リスクを取れない書店、受注がほしい出版社

翌日、美鈴と営業部長の早瀬が、青島ブックストアの店内で書棚のチェックをしていると、店長の雨宮(あまみや)が声をかけてきた。

「早瀬さん、お待たせしました」

「突然、すみません……」

早瀬は丁寧に頭を下げた。

雨宮の黒縁眼鏡と立派な白いひげがカーネル・サンダースを彷彿とさせた。本の目利きとして出版業界でも有名な人物だと、早瀬からは事前に聞かされていた。

昨日、森下書房に戻った美鈴は、営業部長の早瀬をつかまえて、早速「お金の時間価値」について説明し、「注文販売」に力を入れたほうがよいと力説した。

ファイナンスの知識を用いて説明する美鈴に、早瀬は面食らった様子だったが、やはり美鈴が予想したとおり、早瀬のリアクションは頼りないものだった。

「やるべきことはやっている」

「いっていることはもっともだが、現実は違う」

そう繰り返すばかり。

そして挙句の果てには、「いくら注文をとりたくても、書店さんが注文してくれないのだからしかたない」と突き放した。

それを聞いてカチンときた美鈴は、「じゃあ、なんで書店さんが森下書房の本を注文してくれないのか、直接聞きに行ってくる!」といって、部屋を出ていこうとした。実際、書店員さんと直接話して、どうしたら注文してくれるか聞いてみたいとも美鈴は思っていたのだ。

すると、早瀬はあわてて美鈴の行く手を阻んだ。

「勝手なことをされたら困ります。私が恥をかくことになります」

それでもかまわず部屋を出ていこうとすると、早瀬は観念し、書店に連れていくことを約束した。

おそらく書店員からきびしい現状を聞けば、美鈴もあきらめるだろうと踏んだようだ。

出版社に対してズケズケとモノをいうタイプで、出版業界に一家言をもっている雨宮を選んだのも、早瀬の作戦だったのだろう。

「早瀬さん、久しぶりだね。そちらのお嬢さんは、娘さん?」

雨宮は美鈴のほうをチラリと見ていった。
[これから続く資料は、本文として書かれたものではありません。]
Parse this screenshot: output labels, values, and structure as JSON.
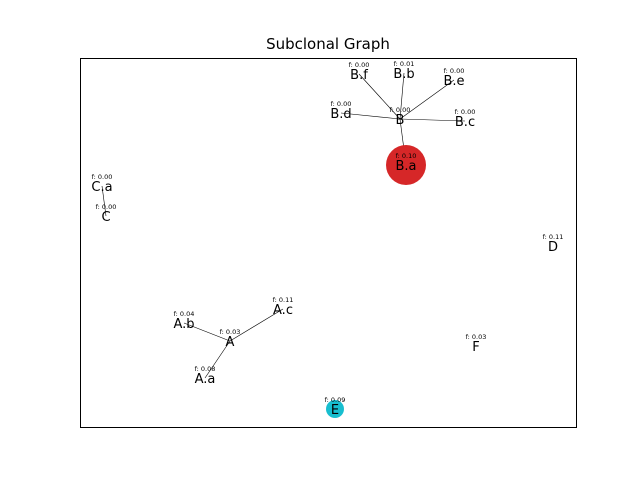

美鈴はスーツを持っていなかったので、地味な紺色のワンピースを選んだのだが幼さを消すことはできなかった。

「いえ、あのお……」

早瀬がいいよどんでいると、美鈴が口を挟んだ。

「はじめまして、森下書房社長の森下美鈴です!」

ニコッとほほ笑む美鈴に対し、雨宮は目を見開き、言葉を失っている様子だった。

「きみが社長さん……こりゃ、驚いた」

いいながら雨宮はくちひげを何度もさすった。

美鈴は社長になった経緯や森下書房が置かれた現状をかいつまんで話した。

早瀬からは事前に「資金繰りが苦しくてつぶれそうなことは絶対に話さないように」といわれていたので、経営改革に社長自ら取り組んでいると雨宮には伝えた。

話をひと通り聞いて冷静さを取り戻した雨宮は、「で、今日はどういうご用件で?」とたずねた。